A bond fund generally invests its assets in bonds or debt instruments issued by governments, public organisations, banks and commercial organisations. Returns are generated by recurrent interest earned from the underlying bonds, profit earned from trading the bonds in the market, and exchange rate hikes in the case of foreign currency bonds. While bond funds are generally considered a lower-risk investment than equity funds, members should take note of the following risks:
- Interest rate risks: When interest rates rise or fall, bond prices may fluctuate, resulting in a drop in the fund price. Members should take the interest rate risk into account before investment.
- Exchange rate risks: If the fund invests in bonds denominated in a foreign currency, the depreciation of that foreign currency vis-à-vis the Hong Kong dollar may lead to a drop in the price of the fund (which is denominated in Hong Kong dollar).
- Credit rating risks:If the fund invests in a bond whose credit rating is downgraded, it may result in a drop in the price of the fund.
A mixed-assets fund invests primarily in a mix of bonds and equities, combining the strengths and weaknesses of both, achieving a balance of returns and risk.

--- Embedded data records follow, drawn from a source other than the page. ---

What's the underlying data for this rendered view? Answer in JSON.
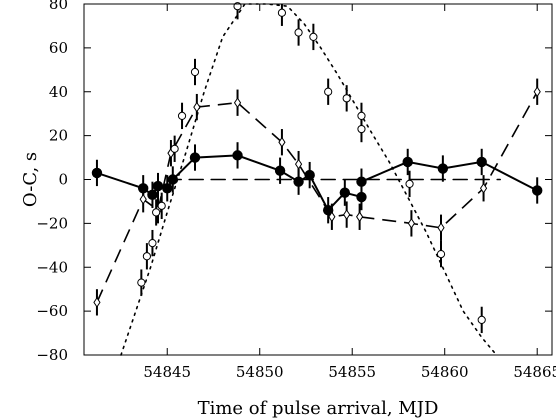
{
  "chart_data": {
    "type": "scatter",
    "xlabel": "Time of pulse arrival, MJD",
    "ylabel": "O-C, s",
    "xlim": [
      54840.5,
      54865.8
    ],
    "ylim": [
      -80,
      80
    ],
    "xticks": [
      54845,
      54850,
      54855,
      54860,
      54865
    ],
    "yticks": [
      -80,
      -60,
      -40,
      -20,
      0,
      20,
      40,
      60,
      80
    ],
    "grid": false,
    "legend": "none",
    "series": [
      {
        "marker": "filled-circle",
        "line": "solid",
        "points": [
          {
            "x": 54841.2,
            "y": 3,
            "err": 6
          },
          {
            "x": 54843.7,
            "y": -4,
            "err": 6
          },
          {
            "x": 54844.2,
            "y": -7,
            "err": 6
          },
          {
            "x": 54844.5,
            "y": -3,
            "err": 6
          },
          {
            "x": 54845.0,
            "y": -4,
            "err": 6
          },
          {
            "x": 54845.3,
            "y": 0,
            "err": 6
          },
          {
            "x": 54846.5,
            "y": 10,
            "err": 6
          },
          {
            "x": 54848.8,
            "y": 11,
            "err": 6
          },
          {
            "x": 54851.1,
            "y": 4,
            "err": 6
          },
          {
            "x": 54852.1,
            "y": -1,
            "err": 6
          },
          {
            "x": 54852.7,
            "y": 2,
            "err": 6
          },
          {
            "x": 54853.7,
            "y": -14,
            "err": 6
          },
          {
            "x": 54854.6,
            "y": -6,
            "err": 6
          },
          {
            "x": 54855.5,
            "y": -8,
            "err": 6
          },
          {
            "x": 54855.5,
            "y": -1,
            "err": 6
          },
          {
            "x": 54858.0,
            "y": 8,
            "err": 6
          },
          {
            "x": 54859.9,
            "y": 5,
            "err": 6
          },
          {
            "x": 54862.0,
            "y": 8,
            "err": 6
          },
          {
            "x": 54865.0,
            "y": -5,
            "err": 6
          }
        ]
      },
      {
        "marker": "open-diamond",
        "line": "dashed",
        "points": [
          {
            "x": 54841.2,
            "y": -56,
            "err": 6
          },
          {
            "x": 54843.7,
            "y": -9,
            "err": 6
          },
          {
            "x": 54844.5,
            "y": -14,
            "err": 6
          },
          {
            "x": 54845.2,
            "y": 12,
            "err": 6
          },
          {
            "x": 54846.6,
            "y": 33,
            "err": 6
          },
          {
            "x": 54848.8,
            "y": 35,
            "err": 6
          },
          {
            "x": 54851.2,
            "y": 17,
            "err": 6
          },
          {
            "x": 54852.1,
            "y": 7,
            "err": 6
          },
          {
            "x": 54853.9,
            "y": -17,
            "err": 6
          },
          {
            "x": 54854.7,
            "y": -16,
            "err": 6
          },
          {
            "x": 54855.4,
            "y": -17,
            "err": 6
          },
          {
            "x": 54858.2,
            "y": -20,
            "err": 6
          },
          {
            "x": 54859.8,
            "y": -22,
            "err": 6
          },
          {
            "x": 54862.1,
            "y": -4,
            "err": 6
          },
          {
            "x": 54865.0,
            "y": 40,
            "err": 6
          }
        ]
      },
      {
        "marker": "open-circle",
        "line": "none",
        "points": [
          {
            "x": 54843.6,
            "y": -47,
            "err": 6
          },
          {
            "x": 54843.9,
            "y": -35,
            "err": 6
          },
          {
            "x": 54844.2,
            "y": -29,
            "err": 6
          },
          {
            "x": 54844.4,
            "y": -15,
            "err": 6
          },
          {
            "x": 54844.7,
            "y": -12,
            "err": 6
          },
          {
            "x": 54845.4,
            "y": 14,
            "err": 6
          },
          {
            "x": 54845.8,
            "y": 29,
            "err": 6
          },
          {
            "x": 54846.5,
            "y": 49,
            "err": 6
          },
          {
            "x": 54848.8,
            "y": 79,
            "err": 6
          },
          {
            "x": 54851.2,
            "y": 76,
            "err": 6
          },
          {
            "x": 54852.1,
            "y": 67,
            "err": 6
          },
          {
            "x": 54852.9,
            "y": 65,
            "err": 6
          },
          {
            "x": 54853.7,
            "y": 40,
            "err": 6
          },
          {
            "x": 54854.7,
            "y": 37,
            "err": 6
          },
          {
            "x": 54855.5,
            "y": 29,
            "err": 6
          },
          {
            "x": 54855.5,
            "y": 23,
            "err": 6
          },
          {
            "x": 54858.1,
            "y": -2,
            "err": 6
          },
          {
            "x": 54859.8,
            "y": -34,
            "err": 6
          },
          {
            "x": 54862.0,
            "y": -64,
            "err": 6
          }
        ]
      }
    ],
    "model_curves": [
      {
        "line": "dotted",
        "x": [
          54842.5,
          54843.3,
          54844.1,
          54845.0,
          54846.0,
          54847.0,
          54848.0,
          54849.2,
          54850.4,
          54851.5,
          54852.4,
          54853.3,
          54854.2,
          54855.1,
          54856.0,
          54857.0,
          54858.0,
          54859.0,
          54860.0,
          54861.0,
          54862.0,
          54862.8
        ],
        "y": [
          -80,
          -60,
          -40,
          -15,
          12,
          40,
          65,
          80,
          80,
          79,
          71,
          60,
          48,
          35,
          22,
          8,
          -8,
          -24,
          -42,
          -60,
          -72,
          -80
        ]
      },
      {
        "line": "dashed",
        "x": [
          54845.0,
          54863.0
        ],
        "y": [
          0,
          0
        ]
      }
    ]
  }
}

When investing in a mixed-asset fund, members should pay attention to:
- Potential risks: Major risks include stock market fluctuations, changes in interest rates and currency exchange rates, and credit rating of bonds. Risk level is normally medium to high, though subject to the equity-bond ratio of individual funds.
- Leveraging the equity-bond ratio: The higher the ratio of a fund's equity assets, the higher the risks, though such risk can be averaged over longer periods. Selecting a mixed-assets fund with a higher equity ratio may yield better potential returns.